L’objectivité n’est pas possible dans un esprit individuel, ni dans un esprit composite d’ailleurs, parce que tant mon cerveau que celui des autres déforment nécessairement la réalité et ne peuvent en embrasser qu’une partie. Mais je peux me rapprocher de l’objectivité grâce à la présence simultanée de plusieurs subjectivités dans mon esprit. C’est par composition de ces différentes images que je peux me figurer abstraitement l’objet guitare, et m’en faire une idée à peu près objective. Cette signification composite est extrêmement plastique, variable dans le temps, parce que d’une part ma vie me met constamment en contact avec d’autres expériences de l’objet, et d’autre part, mon esprit a la capacité de se « balader » dans l’espace psy multidimensionnel. Je peux à volonté donner la priorité, à un moment donné, à l’expérience « guitare » de Julie, et l’instant d’après concentrer mon esprit sur l’expérience de Jean. C’est par composition des différentes représentations subjectives que je peux créer des réalités inédites, c’est-à-dire imaginer, créer.

Le dualisme cartésien

A présent que nous avons décrit les principes généraux de l’esprit composite, abordons la question du dualisme corps-esprit.

A la suite d’Alan Turing[4], les partisans d’une conscience mécanique défendent la possibilité de modéliser la conscience avec un ordinateur et un programme (un algorithme). Toute fonction cognitive, y compris les émotions et les sentiments, est une fonction mathématique descriptible par un algorithme. Tout phénomène psychique peut être décrit par une fonction mathématique. Toute fonction cognitive décrit un phénomène parfaitement déterministe, parce que si ce n’était pas le cas, il faudrait une intervention métaphysique pour expliquer l’émergence de l’esprit. Pour expliquer le dualisme corps-esprit, il faut quelque part une interface entre les deux réalités, parce que de toute évidence elles ne sont pas indépendantes : notre esprit commande à notre corps, et notre corps influence notre esprit (par exemple dans le cas de la douleur).

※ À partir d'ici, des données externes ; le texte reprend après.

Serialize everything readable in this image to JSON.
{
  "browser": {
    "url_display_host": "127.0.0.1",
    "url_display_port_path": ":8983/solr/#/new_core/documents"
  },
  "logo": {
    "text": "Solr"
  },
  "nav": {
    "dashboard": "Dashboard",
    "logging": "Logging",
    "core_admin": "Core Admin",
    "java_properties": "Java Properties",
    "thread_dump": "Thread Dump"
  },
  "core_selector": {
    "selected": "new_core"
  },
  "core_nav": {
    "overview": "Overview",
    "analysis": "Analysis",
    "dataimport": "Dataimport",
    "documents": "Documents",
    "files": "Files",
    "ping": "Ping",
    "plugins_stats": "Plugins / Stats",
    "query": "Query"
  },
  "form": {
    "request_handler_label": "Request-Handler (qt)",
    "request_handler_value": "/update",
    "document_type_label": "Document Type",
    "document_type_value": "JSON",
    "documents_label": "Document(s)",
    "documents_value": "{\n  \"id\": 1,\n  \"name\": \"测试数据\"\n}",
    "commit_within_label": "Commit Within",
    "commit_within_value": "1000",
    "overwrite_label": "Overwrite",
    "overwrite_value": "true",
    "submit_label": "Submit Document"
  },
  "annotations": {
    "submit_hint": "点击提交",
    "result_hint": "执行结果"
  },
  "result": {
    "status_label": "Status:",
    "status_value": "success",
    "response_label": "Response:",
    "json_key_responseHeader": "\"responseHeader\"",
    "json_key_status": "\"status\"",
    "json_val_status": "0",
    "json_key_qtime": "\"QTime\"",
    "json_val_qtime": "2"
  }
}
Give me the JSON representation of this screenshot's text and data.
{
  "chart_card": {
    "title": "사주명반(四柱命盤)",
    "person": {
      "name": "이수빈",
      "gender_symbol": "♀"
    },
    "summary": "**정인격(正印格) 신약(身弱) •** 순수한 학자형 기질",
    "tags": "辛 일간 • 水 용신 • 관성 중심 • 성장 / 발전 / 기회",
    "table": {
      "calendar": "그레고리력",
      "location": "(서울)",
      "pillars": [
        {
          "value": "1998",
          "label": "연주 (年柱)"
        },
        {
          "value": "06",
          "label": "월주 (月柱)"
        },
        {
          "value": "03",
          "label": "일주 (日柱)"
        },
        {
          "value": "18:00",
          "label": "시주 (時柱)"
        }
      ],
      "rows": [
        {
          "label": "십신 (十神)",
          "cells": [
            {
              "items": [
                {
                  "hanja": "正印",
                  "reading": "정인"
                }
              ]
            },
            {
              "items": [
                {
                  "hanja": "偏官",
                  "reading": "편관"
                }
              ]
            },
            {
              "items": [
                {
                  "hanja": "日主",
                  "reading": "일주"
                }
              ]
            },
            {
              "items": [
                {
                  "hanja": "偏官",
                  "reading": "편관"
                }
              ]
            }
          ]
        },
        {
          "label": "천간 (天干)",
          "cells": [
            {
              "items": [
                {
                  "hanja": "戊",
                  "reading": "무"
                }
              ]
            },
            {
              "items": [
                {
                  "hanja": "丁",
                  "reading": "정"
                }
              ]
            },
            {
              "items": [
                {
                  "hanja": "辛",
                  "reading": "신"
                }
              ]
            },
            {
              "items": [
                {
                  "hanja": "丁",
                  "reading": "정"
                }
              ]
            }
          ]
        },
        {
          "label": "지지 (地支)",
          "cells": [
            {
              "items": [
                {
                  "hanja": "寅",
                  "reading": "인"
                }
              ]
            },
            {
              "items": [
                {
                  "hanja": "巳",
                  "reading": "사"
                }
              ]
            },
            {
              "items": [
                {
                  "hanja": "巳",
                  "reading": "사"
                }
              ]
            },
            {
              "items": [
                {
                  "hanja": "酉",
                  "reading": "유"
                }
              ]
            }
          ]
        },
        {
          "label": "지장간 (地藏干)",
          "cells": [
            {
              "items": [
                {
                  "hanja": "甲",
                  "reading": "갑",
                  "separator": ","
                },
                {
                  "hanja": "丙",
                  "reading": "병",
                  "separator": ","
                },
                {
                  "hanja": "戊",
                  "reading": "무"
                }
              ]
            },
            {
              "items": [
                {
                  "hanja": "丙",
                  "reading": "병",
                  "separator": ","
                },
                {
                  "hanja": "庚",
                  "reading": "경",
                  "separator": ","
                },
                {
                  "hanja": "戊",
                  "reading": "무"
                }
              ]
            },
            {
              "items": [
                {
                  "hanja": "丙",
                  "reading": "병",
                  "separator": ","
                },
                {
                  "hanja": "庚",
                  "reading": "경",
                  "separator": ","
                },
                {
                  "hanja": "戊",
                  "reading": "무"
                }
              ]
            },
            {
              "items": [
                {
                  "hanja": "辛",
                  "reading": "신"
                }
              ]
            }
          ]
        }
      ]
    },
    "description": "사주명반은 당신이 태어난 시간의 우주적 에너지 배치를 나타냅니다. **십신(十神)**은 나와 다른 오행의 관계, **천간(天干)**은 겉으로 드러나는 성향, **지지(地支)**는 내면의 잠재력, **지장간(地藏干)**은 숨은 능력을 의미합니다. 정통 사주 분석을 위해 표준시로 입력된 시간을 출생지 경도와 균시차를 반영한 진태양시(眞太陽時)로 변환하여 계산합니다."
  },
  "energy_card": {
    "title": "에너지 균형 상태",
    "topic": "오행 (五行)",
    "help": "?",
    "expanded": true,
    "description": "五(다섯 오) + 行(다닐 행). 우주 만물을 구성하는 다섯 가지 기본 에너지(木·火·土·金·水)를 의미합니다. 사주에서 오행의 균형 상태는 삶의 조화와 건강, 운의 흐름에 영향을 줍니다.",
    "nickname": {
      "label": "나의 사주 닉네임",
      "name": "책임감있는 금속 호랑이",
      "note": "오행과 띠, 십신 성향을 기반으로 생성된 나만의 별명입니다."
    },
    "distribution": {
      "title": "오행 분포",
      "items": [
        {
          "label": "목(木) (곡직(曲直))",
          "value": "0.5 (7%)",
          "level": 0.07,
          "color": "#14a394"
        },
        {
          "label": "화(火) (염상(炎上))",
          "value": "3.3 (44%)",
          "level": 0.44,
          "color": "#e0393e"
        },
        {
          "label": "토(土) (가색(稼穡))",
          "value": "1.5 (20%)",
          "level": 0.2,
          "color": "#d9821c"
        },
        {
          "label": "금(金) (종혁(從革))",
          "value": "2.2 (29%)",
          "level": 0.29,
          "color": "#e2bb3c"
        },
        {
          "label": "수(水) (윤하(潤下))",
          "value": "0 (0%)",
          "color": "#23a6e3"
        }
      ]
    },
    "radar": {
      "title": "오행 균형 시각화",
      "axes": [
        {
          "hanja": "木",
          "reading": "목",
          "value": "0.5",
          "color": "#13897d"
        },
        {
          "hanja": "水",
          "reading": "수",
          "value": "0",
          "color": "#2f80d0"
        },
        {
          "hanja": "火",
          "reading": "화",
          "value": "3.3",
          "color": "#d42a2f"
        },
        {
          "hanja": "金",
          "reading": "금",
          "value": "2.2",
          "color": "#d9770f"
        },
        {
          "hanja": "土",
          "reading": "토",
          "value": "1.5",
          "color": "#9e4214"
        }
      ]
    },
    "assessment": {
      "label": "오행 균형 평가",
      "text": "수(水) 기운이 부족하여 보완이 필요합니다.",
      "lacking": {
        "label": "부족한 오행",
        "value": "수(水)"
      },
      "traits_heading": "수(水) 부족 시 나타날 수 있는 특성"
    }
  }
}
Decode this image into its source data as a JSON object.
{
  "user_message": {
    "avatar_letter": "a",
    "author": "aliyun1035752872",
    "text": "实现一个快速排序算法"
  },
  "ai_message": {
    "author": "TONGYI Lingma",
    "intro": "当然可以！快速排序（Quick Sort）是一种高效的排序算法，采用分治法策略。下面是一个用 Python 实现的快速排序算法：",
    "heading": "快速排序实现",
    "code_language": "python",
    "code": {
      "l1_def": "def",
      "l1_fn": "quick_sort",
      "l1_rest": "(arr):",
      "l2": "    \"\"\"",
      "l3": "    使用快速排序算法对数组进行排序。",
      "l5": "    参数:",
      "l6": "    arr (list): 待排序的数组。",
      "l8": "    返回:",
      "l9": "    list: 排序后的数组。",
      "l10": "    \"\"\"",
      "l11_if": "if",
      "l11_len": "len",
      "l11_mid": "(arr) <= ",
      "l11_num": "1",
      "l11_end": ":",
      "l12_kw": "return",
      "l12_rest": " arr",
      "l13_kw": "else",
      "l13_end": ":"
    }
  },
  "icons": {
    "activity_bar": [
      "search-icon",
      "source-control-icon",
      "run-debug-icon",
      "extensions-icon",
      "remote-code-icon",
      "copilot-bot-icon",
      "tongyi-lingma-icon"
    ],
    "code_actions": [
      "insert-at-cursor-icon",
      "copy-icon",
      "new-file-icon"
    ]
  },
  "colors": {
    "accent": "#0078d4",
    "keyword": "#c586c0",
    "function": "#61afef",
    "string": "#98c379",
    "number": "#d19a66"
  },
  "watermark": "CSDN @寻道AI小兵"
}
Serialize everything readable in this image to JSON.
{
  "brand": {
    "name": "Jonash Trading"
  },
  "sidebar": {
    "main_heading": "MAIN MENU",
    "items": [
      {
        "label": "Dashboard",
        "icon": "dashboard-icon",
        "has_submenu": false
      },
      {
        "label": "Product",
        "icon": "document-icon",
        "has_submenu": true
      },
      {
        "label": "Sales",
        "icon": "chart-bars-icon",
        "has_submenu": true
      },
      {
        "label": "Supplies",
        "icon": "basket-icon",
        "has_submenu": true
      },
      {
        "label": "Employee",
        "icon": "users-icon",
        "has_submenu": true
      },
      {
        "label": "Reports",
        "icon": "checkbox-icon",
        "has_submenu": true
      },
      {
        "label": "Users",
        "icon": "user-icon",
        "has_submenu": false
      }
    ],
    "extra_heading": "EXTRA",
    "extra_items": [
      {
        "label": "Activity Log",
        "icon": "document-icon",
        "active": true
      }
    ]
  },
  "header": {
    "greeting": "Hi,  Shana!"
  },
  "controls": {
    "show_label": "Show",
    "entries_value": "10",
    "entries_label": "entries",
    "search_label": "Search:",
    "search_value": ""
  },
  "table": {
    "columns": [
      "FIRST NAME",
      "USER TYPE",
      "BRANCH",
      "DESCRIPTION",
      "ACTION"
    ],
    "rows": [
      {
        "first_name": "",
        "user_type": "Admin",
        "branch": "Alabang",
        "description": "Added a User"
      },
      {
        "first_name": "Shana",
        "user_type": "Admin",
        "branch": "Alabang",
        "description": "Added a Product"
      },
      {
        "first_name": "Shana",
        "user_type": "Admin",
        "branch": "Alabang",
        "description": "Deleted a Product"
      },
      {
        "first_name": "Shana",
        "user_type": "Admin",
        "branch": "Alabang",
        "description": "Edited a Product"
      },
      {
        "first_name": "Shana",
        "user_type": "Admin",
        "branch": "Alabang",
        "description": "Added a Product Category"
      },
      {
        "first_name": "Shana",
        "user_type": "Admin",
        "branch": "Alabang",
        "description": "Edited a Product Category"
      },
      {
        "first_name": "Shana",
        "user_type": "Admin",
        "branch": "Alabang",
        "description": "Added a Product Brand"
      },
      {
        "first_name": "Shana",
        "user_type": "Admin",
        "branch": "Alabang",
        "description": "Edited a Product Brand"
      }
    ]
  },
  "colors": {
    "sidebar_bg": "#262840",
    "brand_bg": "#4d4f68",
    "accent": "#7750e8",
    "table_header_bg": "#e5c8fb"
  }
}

Descartes avait bien noté cette contrainte, et les connaissances limitées de l’époque l’ont amené à situer cette interface au niveau de la glande pinéale. Aujourd’hui, grâce aux connaissances scientifiques, il paraît de plus en plus invraisemblable qu’une telle intervention non-physique puisse avoir lieu dans le cerveau, ou plus généralement au niveau du corps humain. Tout indique, par conséquent, qu’entre la récolte d’informations par les sens et l’action qui en résulte, tous les phénomènes psychiques sont physiques et déterministes, et cet argument fort justifie l’idée d’une unité entre esprit et matière, c’est-à-dire la négation du dualisme cartésien. Cette idée se heurte à l’expérience intime de l’esprit comme distinct du corps, et elle soutient implicitement une vision matérialiste et utilitariste de la vie humaine qui est lourde de conséquences pour les questions éthiques et existentielles, sans parler de la spiritualité. Si nous ne sommes que des robots biologiques, quel sens donner à la vie ? La répulsion qu’inspire aux humanistes la vision matérialiste de l’esprit se traduit par la recherche un peu désespérée de cette mystérieuse interface qui seule peut valider le dualisme cartésien. Citons parmi d’autres l’hypothèse défendue par le mathématicien Roger Penrose d’un fonctionnement quantique du cerveau, qui introduirait l’indéterminisme propre à la physique quantique. A ce jour, les résultats de ces recherches ne sont guère probants.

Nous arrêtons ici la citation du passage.